All "top tier" gasoline should have sufficient additives blended in at the refinery to render products like Lucas Fuel Treatment and Chevron Techron unnecessary in modern vehicles.
That being said, I have found both products to be useful in older vehicles and vehicles that sit idle for long periods of time. I have "restored" more than one sticky injector by soaking it in a bowl of Berryman's Chemtool B-12, and I once had an old aircooled VW Type 3 with factory Bosch fuel injection that would run noticeably better with an additive about every fifth of sixth tank of fuel - Techron worked best, then Berryman's, then Lucas. (I might not have needed the additive if I had purchased new injectors, but I was on a tight budget with that car and was using the original 38-year-old injectors.)

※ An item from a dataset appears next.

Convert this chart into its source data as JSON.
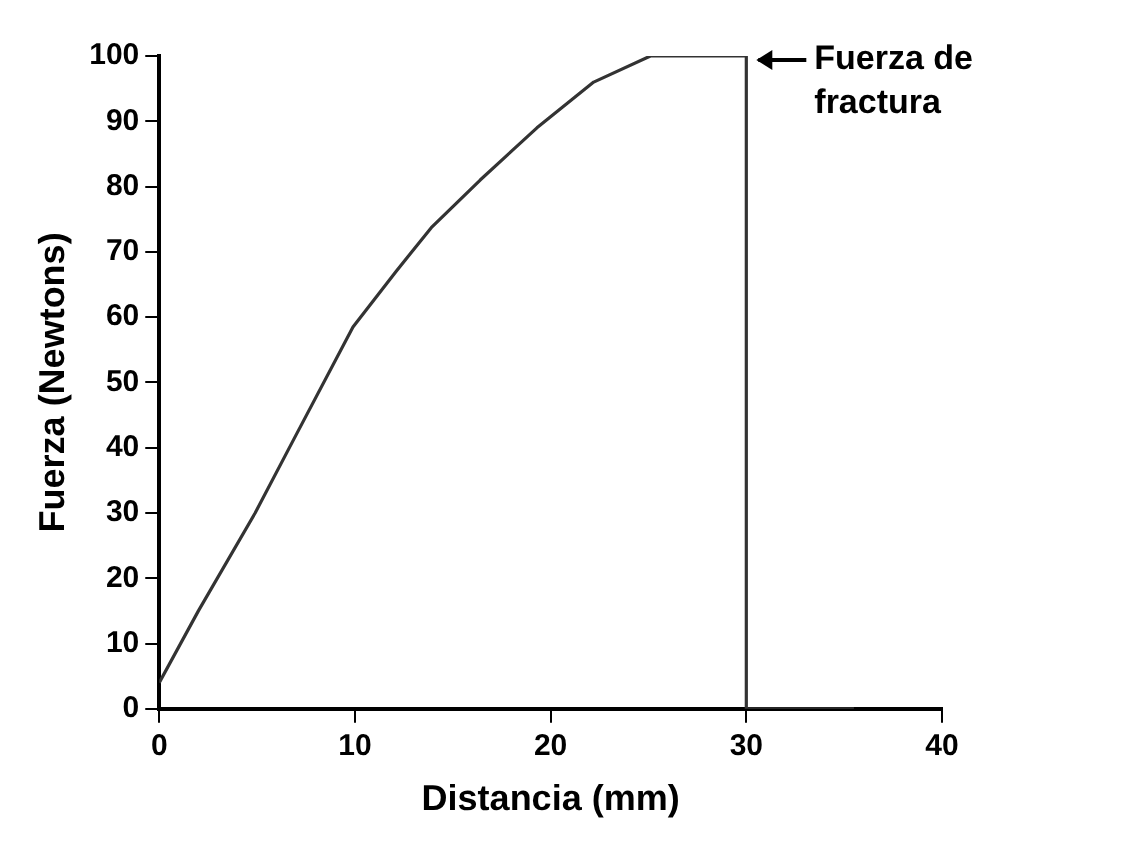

I do not use fuel additives in my LJ unless I have to buy more than one tank of "no name" fuel from a low volume station in a remote area and question the quality of the fuel I am buying or if I suspect that I purchased "bad gas." Maybe it helps in those situations and maybe it doesn't, but I feel better about it.
I will be carrying a few bottles of Techron fuel treatment and some yellow Heet on an upcoming 2,200 mile trip in Baja California. I will never completely trust the quality of Pemex gasoline, hence the Techron, and yellow Heet contains methanol which is an old timer's workaround for gasoline contaminated with water because alcohol holds water molecules in suspension.